Use Postgres intarray to store permissions `object_ids`
Created by: unknwon
Context
@mrnugget on Slack
I have to say, I’m really not happy with the application-level joins we now have to do due to authz. Everytime we want to do something, we have to find the repo ID for a patch/changeset/changesetjob (which sometimes requires another DB query) and then we have to send the repo ID through the db.Repos.Get layer, which uses the authzFilter. Only then can we do what we previously did. A lot of things we could do with a single database query (“update … where campaign_id = foo”) now requires 1+ queries to the database (and potentially to the code hosts!).
To which @tsenart replied
It might be interesting to look into https://www.postgresql.org/docs/9.6/intarray.html to store the object_ids, and convert that to a roaring bitmap on the application side, rather than storing the byte form of the roaring bitmap. It even supports set operations. Wondering about storage impact, but performance should be good by reading the docs, given the right index.
Success criteria
- Campaigns permissions queries can be done in pure SQL without application level joins.
-
authzFilter
can be replaced with pure SQL joins. - Storage needs don't grow disproportionately on large instances (say, 1M repos, 10k users)

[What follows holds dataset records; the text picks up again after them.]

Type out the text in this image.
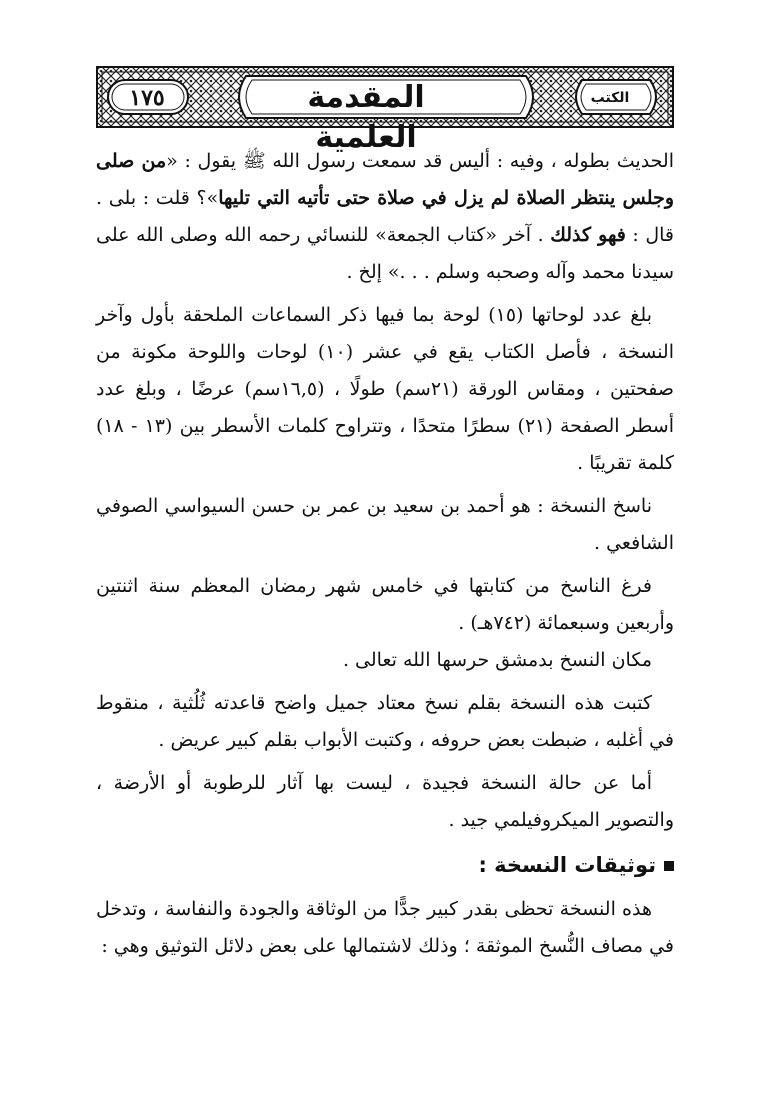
١٧٥	المقدمة العلمية
الكتب

الحديث بطوله ، وفيه : أليس قد سمعت رسول الله ﷺ يقول : «من صلى وجلس ينتظر الصلاة لم يزل في صلاة حتى تأتيه التي تليها»؟ قلت : بلى . قال : فهو كذلك . آخر «كتاب الجمعة» للنسائي رحمه الله وصلى الله على سيدنا محمد وآله وصحبه وسلم . . .» إلخ .

بلغ عدد لوحاتها (١٥) لوحة بما فيها ذكر السماعات الملحقة بأول وآخر النسخة ، فأصل الكتاب يقع في عشر (١٠) لوحات واللوحة مكونة من صفحتين ، ومقاس الورقة (٢١سم) طولًا ، (١٦,٥سم) عرضًا ، وبلغ عدد أسطر الصفحة (٢١) سطرًا متحدًا ، وتتراوح كلمات الأسطر بين (١٣ - ١٨) كلمة تقريبًا .

ناسخ النسخة : هو أحمد بن سعيد بن عمر بن حسن السيواسي الصوفي الشافعي .

فرغ الناسخ من كتابتها في خامس شهر رمضان المعظم سنة اثنتين وأربعين وسبعمائة (٧٤٢هـ) .

مكان النسخ بدمشق حرسها الله تعالى .

كتبت هذه النسخة بقلم نسخ معتاد جميل واضح قاعدته ثُلُثية ، منقوط في أغلبه ، ضبطت بعض حروفه ، وكتبت الأبواب بقلم كبير عريض .

أما عن حالة النسخة فجيدة ، ليست بها آثار للرطوبة أو الأرضة ، والتصوير الميكروفيلمي جيد .

توثيقات النسخة :

هذه النسخة تحظى بقدر كبير جدًّا من الوثاقة والجودة والنفاسة ، وتدخل في مصاف النُّسخ الموثقة ؛ وذلك لاشتمالها على بعض دلائل التوثيق وهي :
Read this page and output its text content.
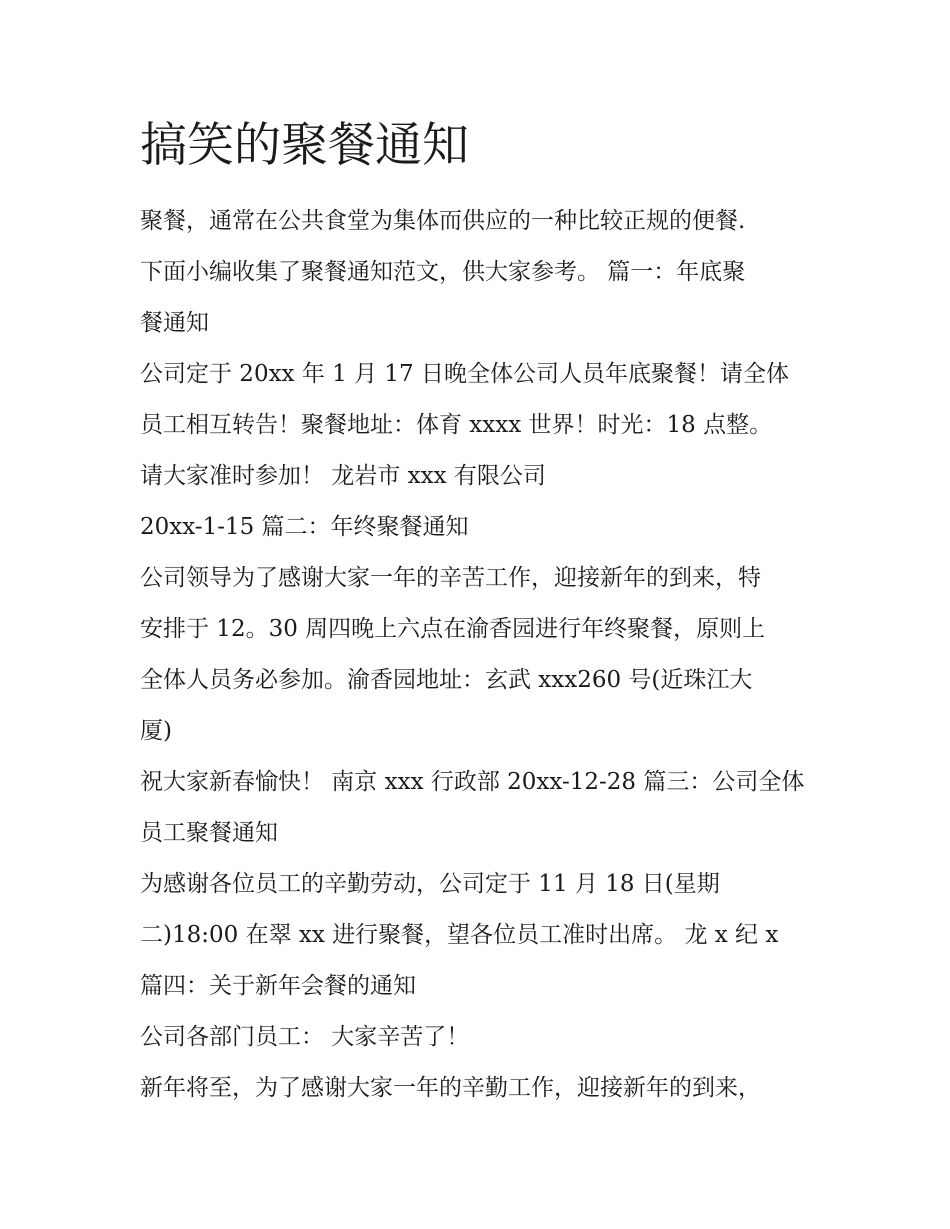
搞笑的聚餐通知

聚餐，通常在公共食堂为集体而供应的一种比较正规的便餐.

下面小编收集了聚餐通知范文，供大家参考。 篇一：年底聚

餐通知

公司定于 20xx 年 1 月 17 日晚全体公司人员年底聚餐！请全体

员工相互转告！聚餐地址：体育 xxxx 世界！时光：18 点整。

请大家准时参加！ 龙岩市 xxx 有限公司

20xx-1-15 篇二：年终聚餐通知

公司领导为了感谢大家一年的辛苦工作，迎接新年的到来，特

安排于 12。30 周四晚上六点在渝香园进行年终聚餐，原则上

全体人员务必参加。渝香园地址：玄武 xxx260 号(近珠江大

厦)

祝大家新春愉快！ 南京 xxx 行政部 20xx-12-28 篇三：公司全体

员工聚餐通知

为感谢各位员工的辛勤劳动，公司定于 11 月 18 日(星期

二)18:00 在翠 xx 进行聚餐，望各位员工准时出席。 龙 x 纪 x

篇四：关于新年会餐的通知

公司各部门员工： 大家辛苦了！

新年将至，为了感谢大家一年的辛勤工作，迎接新年的到来，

- Performance impact of pure SQL permissions joins is sub 25 ms.
Technical notes
Migrations
We need to write a SQL migration to change the data type of object_ids
in user_permissions
and user_ids
in repo_permissions
to intarray, as well as enabling the intarray extension with CREATE EXTENSION intarray
. This assumes we just drop existing permissions, instead of migrating them which would require a complex application level migration. Depending on when we do this (i.e. many customers adopt it), we might need the application level migration.
Indexing
From the docs:
Two GiST index operator classes are provided: gist__int_ops (used by default) is suitable for small- to medium-size data sets, while gist__intbig_ops uses a larger signature and is more suitable for indexing large data sets (i.e., columns containing a large number of distinct array values). The implementation uses an RD-tree data structure with built-in lossy compression.
Since we expect object_ids to contain up to as many repo ids as there are repos in an instance (e.g. 400k), we should ensure we use the gist_intbig_ops
index operator class.